To focus the attention of the great American investing public on the camp of Rawhide was the proposition before me. How was this to be accomplished? Display advertising in the newspapers is costly and requires large capital; the purchase of reading notices in publications which accept that class of business, even more so.

One major fact stood out from my early experience as a publicity agent in Goldfield. Few news editors have the heart to consign good copy to the waste-paper basket, particularly if it contains nothing which might cause a come-back.

I resolved to "press-agent" the camp.

CHAPTER VIII
The Press Agent and the Public's Money

Probably the most scientifically press-agented camp in Nevada had been Bullfrog. Bullfrog was born two years after Goldfield. The Goldfield publicity bureau by this time had greatly improved its art and its efficiency.

When the Bullfrog boom was still young the late United States Senator Stewart, an octogenarian and out of a job, traveled from Washington, at the expiration of his term, to the Bullfrog camp. There he hung out his shingle as a practising lawyer. Immediately the press bureau secured a cabinet photo of the venerable lawmaker and composed a story about his fresh start in life on the desert. The yarn appealed so strongly to Sunday editors of the great city dailies throughout the country that Bullfrog secured for nothing scores of pages of priceless advertising in the news columns.
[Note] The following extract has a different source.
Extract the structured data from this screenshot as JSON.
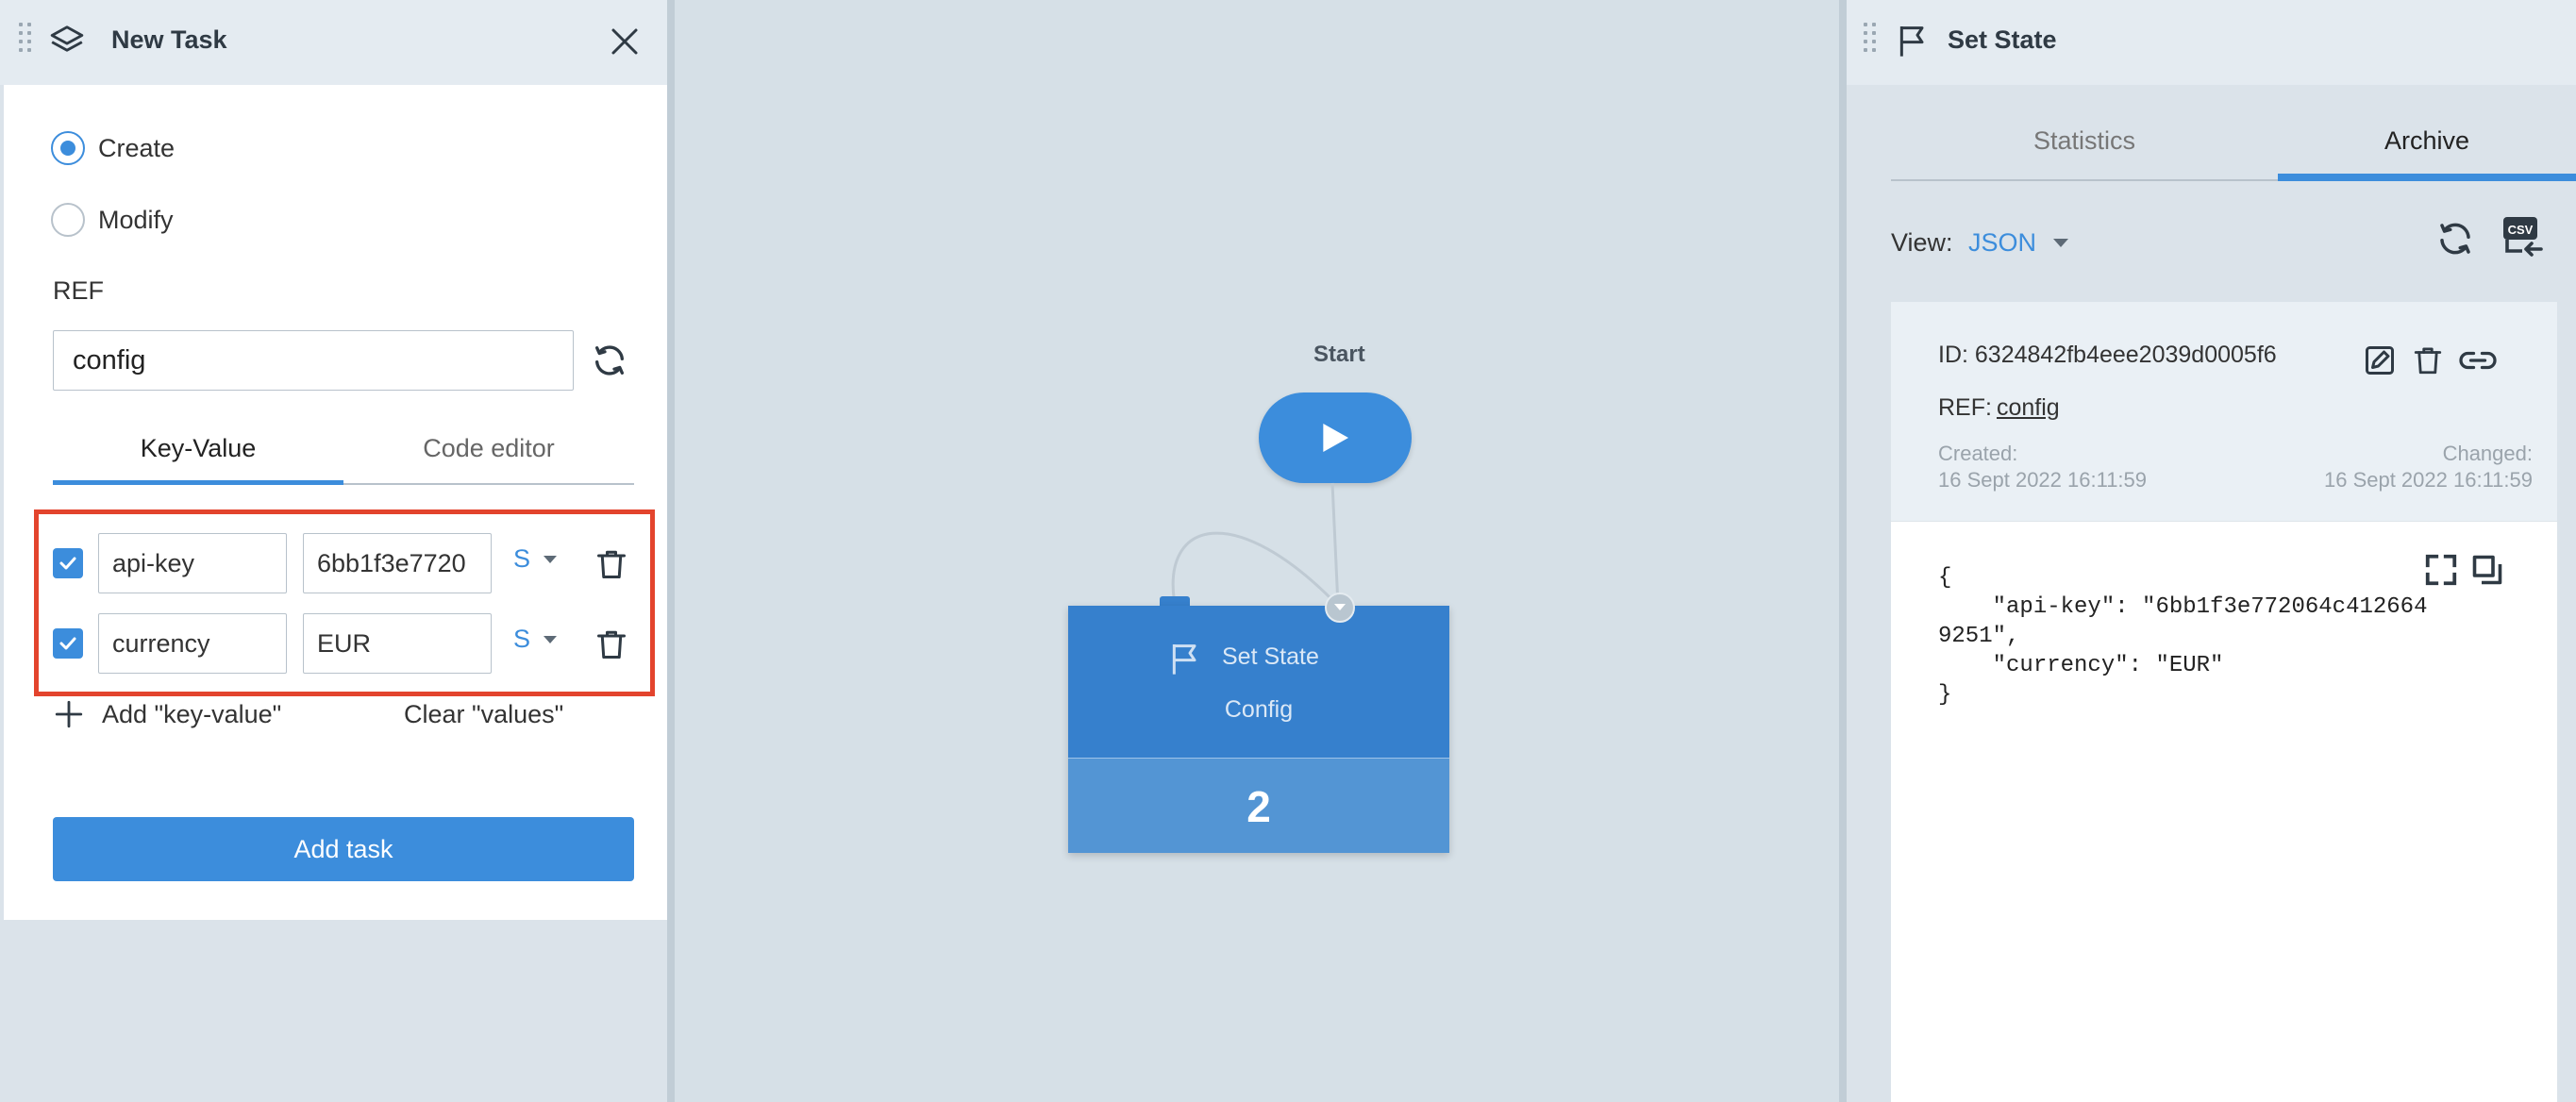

The Senator built a home, the story said, on a spot where, less than a year before, desert wayfarers had died of thirst and coyotes roamed. The interior of the house on the desert was minutely described. Olive-colored chintz curtains protected the bearded patriarch, while at work in his study, from the burning rays of the sun. Old Florentine cabinets, costly Byzantine vases, and matchless specimens of Sèvres, filled his living-rooms. Silk Persian rugs an inch thick decked the floors. Venetian-framed miniature paintings of former Presidents of the United States and champions of liberty of bygone days graced the walls. Costly bronzes and marble statuettes were strewn about in profusion. Visitors could not help deducing that the Senator thought nothing too good for his desert habitat. The name of Bullfrog exuded from every paragraph of the story; also the name of a mine at the approach to which this desert mansion was reared and in the exploitation of which the press-agent had a selfish interest.

The remarkable part of this tale, which was printed with pictures of the Senator in one metropolitan newspaper of great circulation and prestige to the extent of a full page on a Sunday and was syndicated by it to a score of others, was that the only truth contained in it happened to be the fact that the Senator had decided to make Bullfrog his home with a view to working up a law practise. But it was a good story from the Bullfrog press-agent's standpoint and from that of the Sunday editor, and even the Senator did not blink at it. He recognized it as camp "publicity" of the highest efficiency, as did other residents of Bullfrog.

During the Manhattan boom, which followed that of Bullfrog, the publicity bureau became more ambitious. It made a drive at the news columns of the metropolitan press on week days, and succeeded.